LE MONDE A BESOIN PLUS QUE JAMAIS DE PETROLE, MAIS A QUEL PRIX ?

Rédaction (A.M)Il y a 4 heures
LE MONDE A BESOIN PLUS QUE JAMAIS DE PETROLE, MAIS A QUEL PRIX ?

Par : Abdelmadjid Attar

Le monde a besoin plus que jamais d’énergie pour assurer non seulement le développement économique, mais aussi le développement humain à travers un meilleur accès à l’énergie dont il a besoin. La transition énergétique telle qu’elle est perçue, envisagée, planifiée ou mise en œuvre ne signifie pas la « mise à mort » d’une source d’énergie au profit d’une autre, mais tout simplement :

  • En premier une adaptation à des besoins et des capacités de production d’énergie en croissance, mais de plus en plus dépendants ou impactés aussi bien par la disponibilité de la source d’énergie, que par des extrêmes climatiques qui remodèlent le paysage énergétique (vagues de chaleur ou de froid entrainant un accroissement de la consommation).
  • Un recours et une plus grande production d’énergie en fonction des besoins, à partir de toutes les sources disponibles, mais dont le rendement ou la production, le stockage et l’intégration avec les réseaux de transport et de distribution nécessitent des investissements importants.
  • La nécessité de tenir compte du meilleur cout, des moindres incidences sur notre environnement, et de la réduction des impacts climatiques à l’échelle mondiale.

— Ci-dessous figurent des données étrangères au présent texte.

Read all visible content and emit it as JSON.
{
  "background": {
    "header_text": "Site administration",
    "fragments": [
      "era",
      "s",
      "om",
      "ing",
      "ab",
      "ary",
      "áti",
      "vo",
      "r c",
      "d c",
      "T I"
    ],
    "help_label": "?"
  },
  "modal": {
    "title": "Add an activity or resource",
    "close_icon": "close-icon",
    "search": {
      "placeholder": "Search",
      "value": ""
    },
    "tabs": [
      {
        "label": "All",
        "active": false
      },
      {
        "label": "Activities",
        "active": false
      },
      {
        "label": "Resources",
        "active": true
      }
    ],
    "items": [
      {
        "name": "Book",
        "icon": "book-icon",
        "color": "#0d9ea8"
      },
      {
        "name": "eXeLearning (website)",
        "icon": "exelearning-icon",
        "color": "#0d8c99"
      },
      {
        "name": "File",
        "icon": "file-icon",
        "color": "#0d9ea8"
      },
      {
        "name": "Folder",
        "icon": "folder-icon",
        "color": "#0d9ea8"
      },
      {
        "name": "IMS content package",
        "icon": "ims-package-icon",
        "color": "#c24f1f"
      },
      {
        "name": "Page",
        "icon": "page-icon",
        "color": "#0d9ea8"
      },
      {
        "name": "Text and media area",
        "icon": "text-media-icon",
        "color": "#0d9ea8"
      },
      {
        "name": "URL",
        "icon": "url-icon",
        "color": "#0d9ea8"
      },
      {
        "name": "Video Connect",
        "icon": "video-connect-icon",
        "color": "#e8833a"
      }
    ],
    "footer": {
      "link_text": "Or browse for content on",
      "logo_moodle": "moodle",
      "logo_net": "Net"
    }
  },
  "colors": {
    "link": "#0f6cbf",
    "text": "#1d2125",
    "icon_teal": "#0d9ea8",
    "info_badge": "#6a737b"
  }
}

LA FIN DES ANCIENS SCENARIOS ?

Depuis plusieurs années et plus spécialement après la crise pétrolière de 2014 dont les origines n’ont pourtant rien à voir avec la transition énergétique à l’échelle mondiale, ou encore les progrès tant au point de vue technologique que la réduction des couts de production des énergies renouvelables, de nombreux analystes et meme d’organismes ou d’institutions respectables (AIE, IRENA, GIEC, etc…), nous ont prédit un pic pétrolier de la demande pratiquement dès 2030, quand ce n’est pas la fin des hydrocarbures tout simplement bien avant 2050.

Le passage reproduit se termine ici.